In this snippet, the infamous ternary operator cond ? yes : no appears, but at the type level. This allows distinctions to be made between cases depending on subtype; valid conditions are checks of the form X extends Y. Furthermore, with ServerHandler<typeof event>, a genuinely dependent type is included in the signature. It is not just a literal, which appears in a type, but a variable.

As expected, when on is invoked, the type of the callback is inferred correctly:

server.on("close", (err? /* any */) => {});
server.on("request", (req /* Request */, res /* Response */) => {})

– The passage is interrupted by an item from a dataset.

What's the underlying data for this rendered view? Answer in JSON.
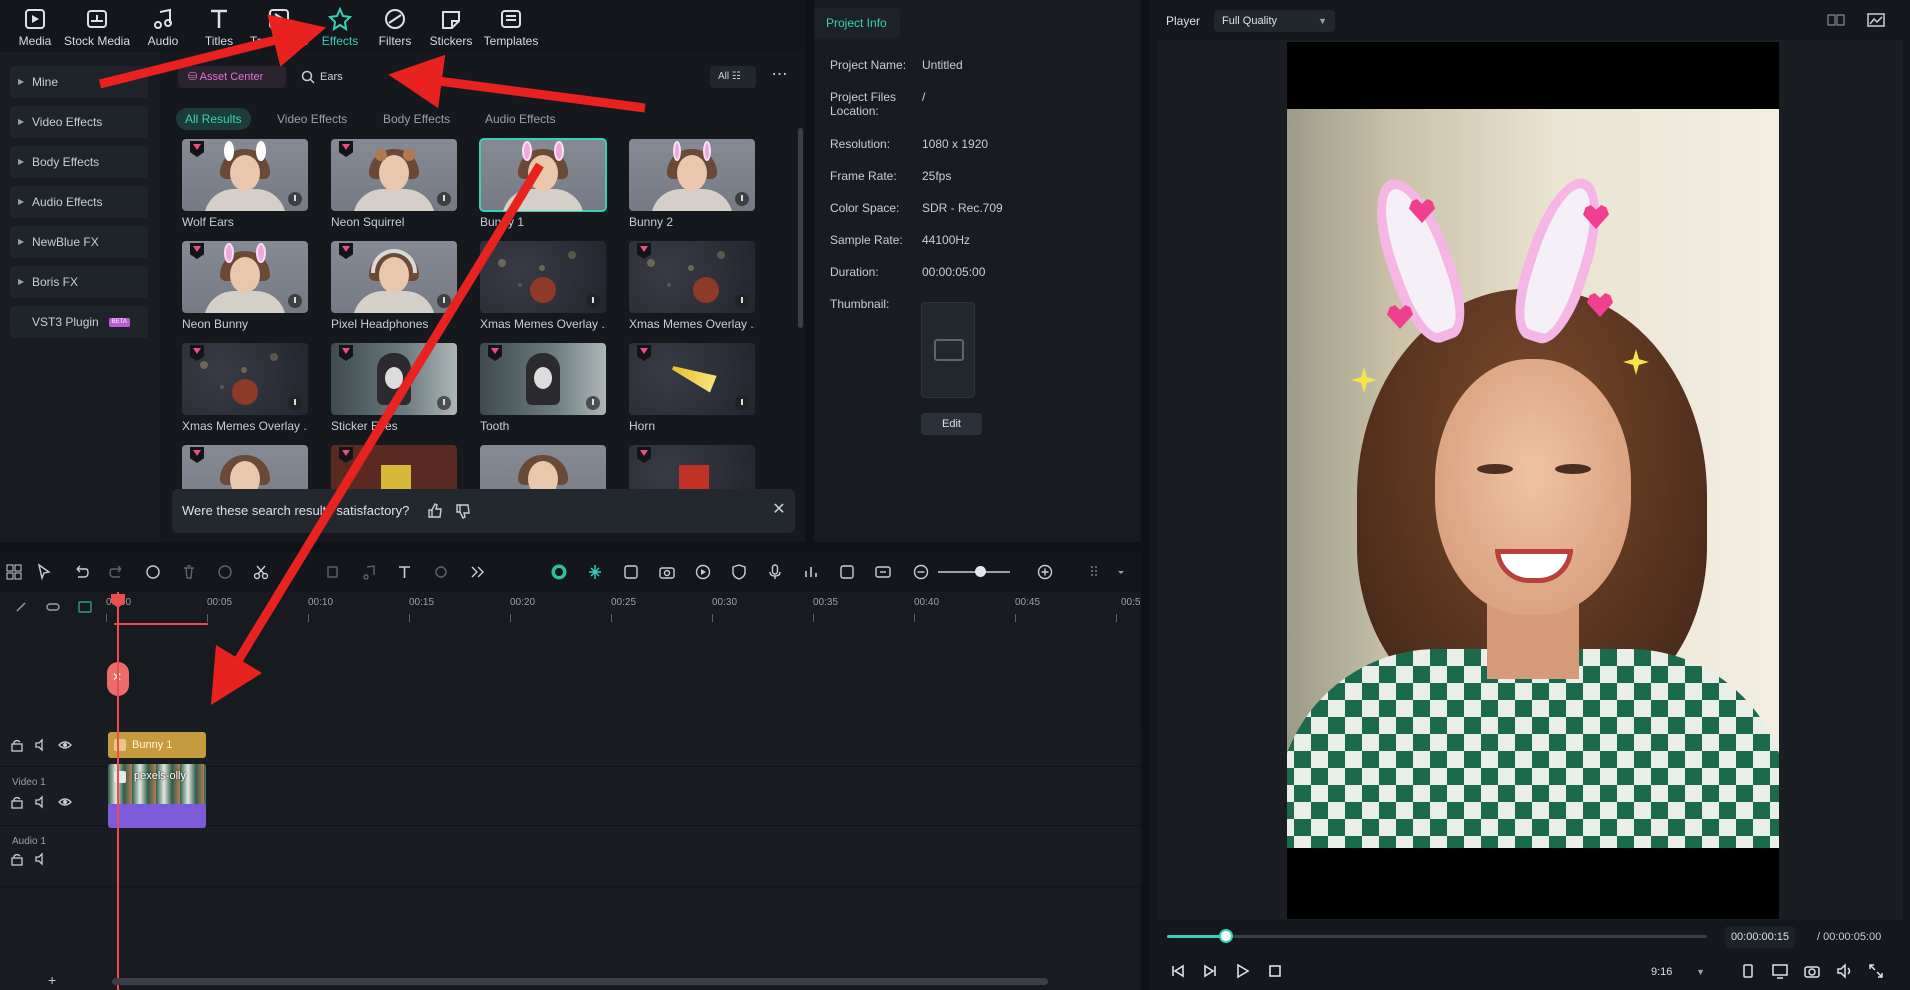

However, this notation has a catch to it. If you want to implement this interface, you might be inclined to write the following in the on method:

if (event === "close") {
  handler();
} else {
  // ...
}

Narrowing TypeScript fails here as well: the restriction of event to the literal "close" is not propagated to handler.

You can again make do with casts here; otherwise, the only thing left to do is try further indirections. However, this article is more about the type system, which is why I will not go into the implementation any further.[2]

Last but not least, I would like to simplify the types a bit more. The ServerHandler type shown above does what it is supposed to but scales very poorly to additional variants. A common pattern in TypeScript is therefore to define a phantom type:

interface ServerHandler {
    close: (err?: any) => void;
    request: (request: Request, response: Response) => void
}
    
interface Server {
    on(event: keyof ServerHandler, handler: ServerHandler[typeof event]): void
}

Instances of ServerHandler are not used here; instead, the interface is only used to attach a set of types to names. To do this, the keyof construct can be used to restrict the name of the event to the known events. Instead of pointed parentheses, square brackets are used to select the correct handler type.

  1. Strictly speaking, however, the compiler is actually correct here because the given implementation is incorrect: one could invoke scale with a real subtype of rectangle, but scale would return only a rectangle (i.e., discard object properties); nevertheless, the compiler would not even accept a correct implementation without casts.  ↩

  2. In fact, this happens relatively often, where one can write down complex type calculations in TypeScript, but the compiler is unable to capture an expression with such a type correctly. This creates the somewhat strange situation that some types in TypeScript are de jure inhabited, but de facto not. You can compare this to the situation in Rust, where some constructs that are neatly linearly typed externally must be implemented internally with unsafe blocks.  ↩

Conclusion

The desire to provide types to as many JavaScript constructs as possible gives birth to TypeScript, a powerful type system that has undoubtedly made the leap into the mainstream. Effortlessly, its expressiveness passes that of Java Generics. Some design decisions seem strange for the “old school”, but make sense in the JS context. Therefore, it’s bearable if the type system sometimes gets in its own way.